The South Pole Telescope generates around 1.5TB of data a day and the IceCube telescope around 1TB. The South Pole Telescope maintains a 100 core scale computing cluster, while the IceCube project has something closer to a 200 core cluster to do some limited pre-processing and systems management, but the team is able to transmit around 100GB a day off-site via satellite. The rest is flown out once per year as raw data on hard drives.

“We have developed custom software to manage these various data transfer streams as well as to check that all data are received in the northern hemisphere, resending files if necessary,” says Dr. John Kelley, IceCube Manager of Detector Operations, Wisconsin IceCube Particle Astrophysics Center (WIPAC) at the University of Wisconsin–Madison. “Overall this process works rather well but there are many links in the chain where transfer hiccups are possible, and latencies of a day or two are typical.”

“You really have to just wait a full year before you have access to the data,” notes Whitehorn. “And you have to hope that it's good and there aren't problems that nobody knew about because they couldn't see it.”

Connectivity to Antarctica still limited

Subsea cables can now reach more 300 terabits per second (Tbps) but the McMurdo station has a satellite connection providing something closer to 25Mbps to share between up to 1,000 people in the Austral summer. Even the International Space Station, in Earth orbit, does better than our most southern continent; at 600Mbps - more than 20 times the bandwidth of McMurdo.

The National Science Foundation is strongly considering laying a subsea cable from Ross Island to New Zealand, something that provide ‘essentially infinite capacity’ to the base compared its current bandwidth.

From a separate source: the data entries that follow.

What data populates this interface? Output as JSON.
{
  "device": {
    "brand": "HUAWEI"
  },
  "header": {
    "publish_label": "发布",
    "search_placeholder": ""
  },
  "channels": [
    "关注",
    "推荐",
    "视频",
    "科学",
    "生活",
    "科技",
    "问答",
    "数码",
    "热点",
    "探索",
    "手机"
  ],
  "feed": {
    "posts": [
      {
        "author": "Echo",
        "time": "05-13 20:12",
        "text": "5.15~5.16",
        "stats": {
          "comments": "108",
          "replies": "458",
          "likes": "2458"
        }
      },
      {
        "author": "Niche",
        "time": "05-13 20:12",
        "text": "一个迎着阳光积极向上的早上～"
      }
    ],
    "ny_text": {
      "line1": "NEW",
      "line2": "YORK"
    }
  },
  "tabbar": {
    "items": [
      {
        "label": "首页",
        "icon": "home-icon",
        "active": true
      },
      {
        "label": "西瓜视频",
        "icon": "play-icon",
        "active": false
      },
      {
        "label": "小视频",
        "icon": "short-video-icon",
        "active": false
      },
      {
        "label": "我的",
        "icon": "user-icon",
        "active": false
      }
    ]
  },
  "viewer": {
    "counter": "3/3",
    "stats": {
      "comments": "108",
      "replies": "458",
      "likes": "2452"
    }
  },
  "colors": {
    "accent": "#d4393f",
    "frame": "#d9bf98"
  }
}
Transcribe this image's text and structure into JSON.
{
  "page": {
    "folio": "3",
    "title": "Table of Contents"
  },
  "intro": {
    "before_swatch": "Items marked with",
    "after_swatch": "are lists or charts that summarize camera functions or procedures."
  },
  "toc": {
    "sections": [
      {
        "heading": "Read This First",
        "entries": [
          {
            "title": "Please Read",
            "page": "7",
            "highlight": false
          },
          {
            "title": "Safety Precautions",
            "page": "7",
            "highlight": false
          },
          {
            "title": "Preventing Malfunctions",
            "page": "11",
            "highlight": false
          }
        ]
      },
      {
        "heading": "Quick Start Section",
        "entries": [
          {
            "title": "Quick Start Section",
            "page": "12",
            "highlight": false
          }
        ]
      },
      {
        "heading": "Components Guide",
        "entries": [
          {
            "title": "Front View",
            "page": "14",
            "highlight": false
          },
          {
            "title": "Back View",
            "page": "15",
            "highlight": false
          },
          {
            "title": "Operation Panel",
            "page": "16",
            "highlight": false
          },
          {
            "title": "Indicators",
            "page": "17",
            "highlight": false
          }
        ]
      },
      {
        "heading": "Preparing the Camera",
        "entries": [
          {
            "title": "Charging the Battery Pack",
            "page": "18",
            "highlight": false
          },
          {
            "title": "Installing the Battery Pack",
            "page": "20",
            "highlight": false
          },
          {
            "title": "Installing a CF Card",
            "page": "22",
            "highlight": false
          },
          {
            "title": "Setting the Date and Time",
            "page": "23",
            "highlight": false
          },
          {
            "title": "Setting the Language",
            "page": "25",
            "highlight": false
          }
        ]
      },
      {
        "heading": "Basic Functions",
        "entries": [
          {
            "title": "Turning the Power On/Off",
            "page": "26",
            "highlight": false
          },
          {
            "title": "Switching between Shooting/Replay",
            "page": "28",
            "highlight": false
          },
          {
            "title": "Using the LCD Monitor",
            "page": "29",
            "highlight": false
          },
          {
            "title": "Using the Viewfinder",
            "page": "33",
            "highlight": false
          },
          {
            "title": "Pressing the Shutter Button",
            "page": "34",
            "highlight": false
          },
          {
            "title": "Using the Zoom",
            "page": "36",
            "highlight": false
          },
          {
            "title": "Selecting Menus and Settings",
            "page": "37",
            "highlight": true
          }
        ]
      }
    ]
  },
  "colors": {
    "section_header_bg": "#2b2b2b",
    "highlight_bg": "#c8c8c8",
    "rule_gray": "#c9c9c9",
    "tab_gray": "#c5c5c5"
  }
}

However, while the cable could connect the base, and even act as a ‘terabit hotspot' for last-mile connections out into the near field, the South Pole will remain a connectivity challenge.

“The South Pole Station has our biggest demand for data with the burgeoning astronomy and astrophysics programs there,” says NSF’s Smith. “Right now, we're supporting them by satellite, and there are discussions about various satellite solutions to meet future needs.”

Smith says when the NSF explored a potential cable to McMurdo a decade ago it also looked at the potential to lay a cable across the Antarctic continent between South Pole and McMurdo - a swathe of land covered in deep ice.

“That was a pretty tough challenge; the whole ice sheet moves, and at different rates; there's a mountain range you have to get over; there's glacial ice draining through that pass you would go through; and then even at sea level on the Ross Ice Shelf, there's a lot of motion and twisting action.”

He notes that satellite is likely to remain key for the South Pole for the foreseeable future.